Agos Gazetesi Genel Yayın Yönetmeni Hrant Dink’in katledilmesinin ardından aralarında üst düzey kamu görevlilerinin de olduğu davada cezaları Yargıtay’dan dönen 15 sanığın tekrar yargılandığı davanın üçüncü duruşması dün İstanbul Çağlayan 14’üncü Ağır Ceza Mahkemesi’nde görüldü.
Savcı, esas hakkındaki mütalaasını hazırlamadığını belirterek süre talep etti. Mahkeme heyetinin sadece talepler ve tutukluluk ile ilgili savunma yapılmasını istediği duruşmada tutuklu yargılanan Trabzon İl Jandarma Komutanlığı istihbarat görevlileri, Veysel Şahin ve Okan Şimşek savunma yaptı.
“Cinayetten bir gün sonra almış gibi rapor düzenledik”
Sanıklardan Jandarma İstihbarat görevlisi Veysel Şahin, dönemin Trabzon Jandarma Alay Komutanı Ali Öz’ün talimatı ile cinayetten 6 ay önce aldıkları istihbaratı, cinayetten bir gün sonra almış gibi rapor düzenlediklerini anlattı.
Gazete Duvar’dan Ferhat Yaşar’ın aktardığına göre cinayet bilgisini dönemin Trabzon İl Jandarma İstihbarat Şube Müdürü Metin Yıldız’a anlattıklarını ve ondan talimat beklemeye başladıklarını söyleyen Şahin, ifadesine şu sözlerle devam etti: “Toplantı, dönemin Trabzon Jandarma Alay Komutanı Ali Öz’e de iletildi. İl Jandarma Şube Müdürleri toplantısına biz katılamıyoruz. Cinayetten sonra Coşkun İğci’nin ifadesi ortaya çıkınca Ali Öz bize bu bilgiyi saklamamız talimatını verdi. Cinayetten bir gün sonra gelmiş gibi evrak düzenlendi. Bu emre ben karşı çıkamazdım. Benim amirim Okan Şimşek’tir. Cinayetten 6 ay önce aldığımız ilk istihbaratı cinayetten bir gün sonra almış gibi görev sonuç raporu yaptık. Emir böyleydi. Benim olayla başka bir ilişkim ve suçum yoktur. İstanbul’a gelip keşif yapmadım. Bu cinayeti planlayan ve azmettirenleri tanımıyorum. Biz haberi aldığımız anda amirlerimize bildirdik. Gerisi yetki ve sorumluluğumuzda değil.”
“İstihbarat değerlendirme toplantısında cinayet istihbaratı söylendi”
Veysel Şahin’in ardından savunma yapan Okan Şimşek ise şunları anlattı: “Coşkun İğci’den aldığımız istihbaratı aynı gün Metin Yıldız’a anlattım.

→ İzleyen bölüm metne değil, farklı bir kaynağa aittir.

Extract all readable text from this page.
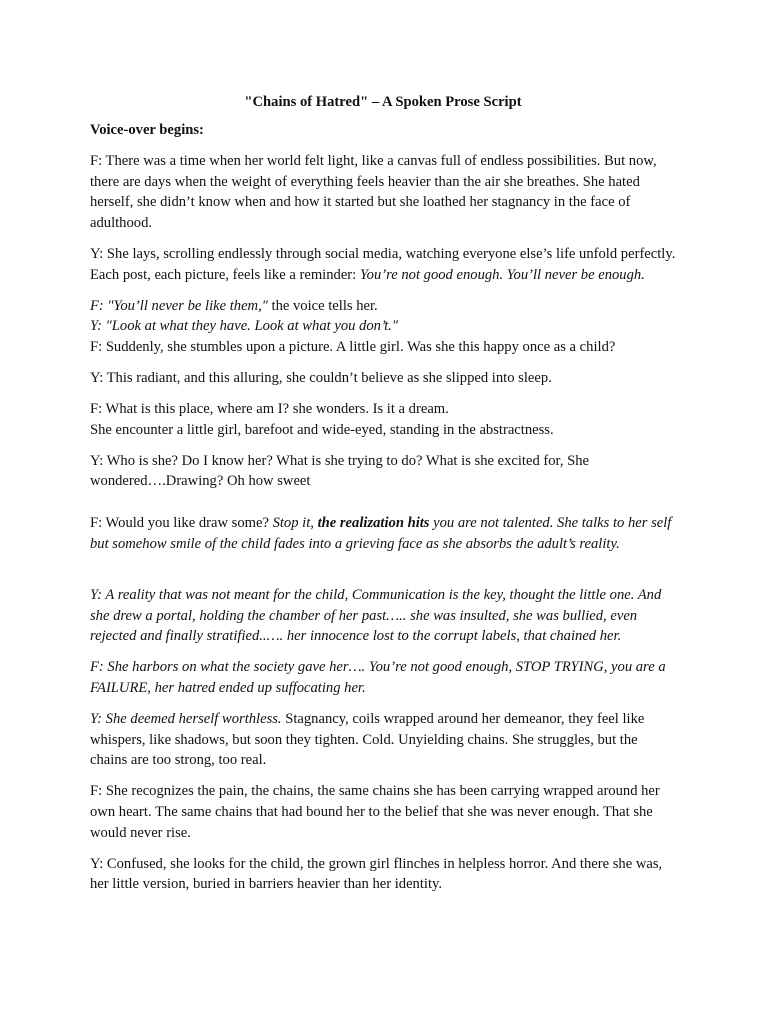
"Chains of Hatred" – A Spoken Prose Script

Voice-over begins:

F: There was a time when her world felt light, like a canvas full of endless possibilities. But now, there are days when the weight of everything feels heavier than the air she breathes. She hated herself, she didn’t know when and how it started but she loathed her stagnancy in the face of adulthood.

Y: She lays, scrolling endlessly through social media, watching everyone else’s life unfold perfectly. Each post, each picture, feels like a reminder: You’re not good enough. You’ll never be enough.

F: "You’ll never be like them," the voice tells her.

Y: "Look at what they have. Look at what you don’t."

F: Suddenly, she stumbles upon a picture. A little girl. Was she this happy once as a child?

Y: This radiant, and this alluring, she couldn’t believe as she slipped into sleep.

F: What is this place, where am I? she wonders. Is it a dream.

She encounter a little girl, barefoot and wide-eyed, standing in the abstractness.

Y: Who is she? Do I know her? What is she trying to do? What is she excited for, She wondered….Drawing? Oh how sweet

F: Would you like draw some? Stop it, the realization hits you are not talented. She talks to her self but somehow smile of the child fades into a grieving face as she absorbs the adult’s reality.

Y: A reality that was not meant for the child, Communication is the key, thought the little one. And she drew a portal, holding the chamber of her past….. she was insulted, she was bullied, even rejected and finally stratified..…. her innocence lost to the corrupt labels, that chained her.

F: She harbors on what the society gave her…. You’re not good enough, STOP TRYING, you are a FAILURE, her hatred ended up suffocating her.

Y: She deemed herself worthless. Stagnancy, coils wrapped around her demeanor, they feel like whispers, like shadows, but soon they tighten. Cold. Unyielding chains. She struggles, but the chains are too strong, too real.

F: She recognizes the pain, the chains, the same chains she has been carrying wrapped around her own heart. The same chains that had bound her to the belief that she was never enough. That she would never rise.

Y: Confused, she looks for the child, the grown girl flinches in helpless horror. And there she was, her little version, buried in barriers heavier than her identity.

Ertesi sabah Hüseyin Yılmaz’a aktardım. Toplantıda söyledim. İstihbarat değerlendirme toplantısında cinayet istihbaratı söylendi ama komutanımız Albay Ali Öz bunu sonra konuşuruz deyip mevzuyu kapattı. Biz de kendi işimize döndük. İstanbul’a gelişimiz ve Bakırköy’deki görüşmelerimiz başka bir olayla ilgilidir. Muharrem Demirkale darbe teşebbüsüne katıldı, ben onunla konuştum diye ben de tutukluyum. Silahlı terör örgütü üyesi değilim. Keşke darbe teşebbüsü öncesinde de buna terör örgütü diyebilseydik. Bu olayın gerçek yüzü ortaya çıkmasın mı isteniyor? İstanbul’da beraber görev yaptığımız bazı şahısların neden ifadesi alınmadı? Karşı tarafta bir hayat bitti bunu kabul ediyoruz. Üzüntümüzü ifade ettik. Ama biz de mağduruz.”
Üç yıldır ev hapsinde olan Ali Öz, adli kontrol şeklinin değiştirilmesini ve duruşmaya katılmak istediğini söyledi.
Sanık avukatlarının beyanlarının ardından mahkeme heyeti, tutuklu 7 sanığın tahliye talebini reddetti. Dava 31 Mayıs’a ertelendi.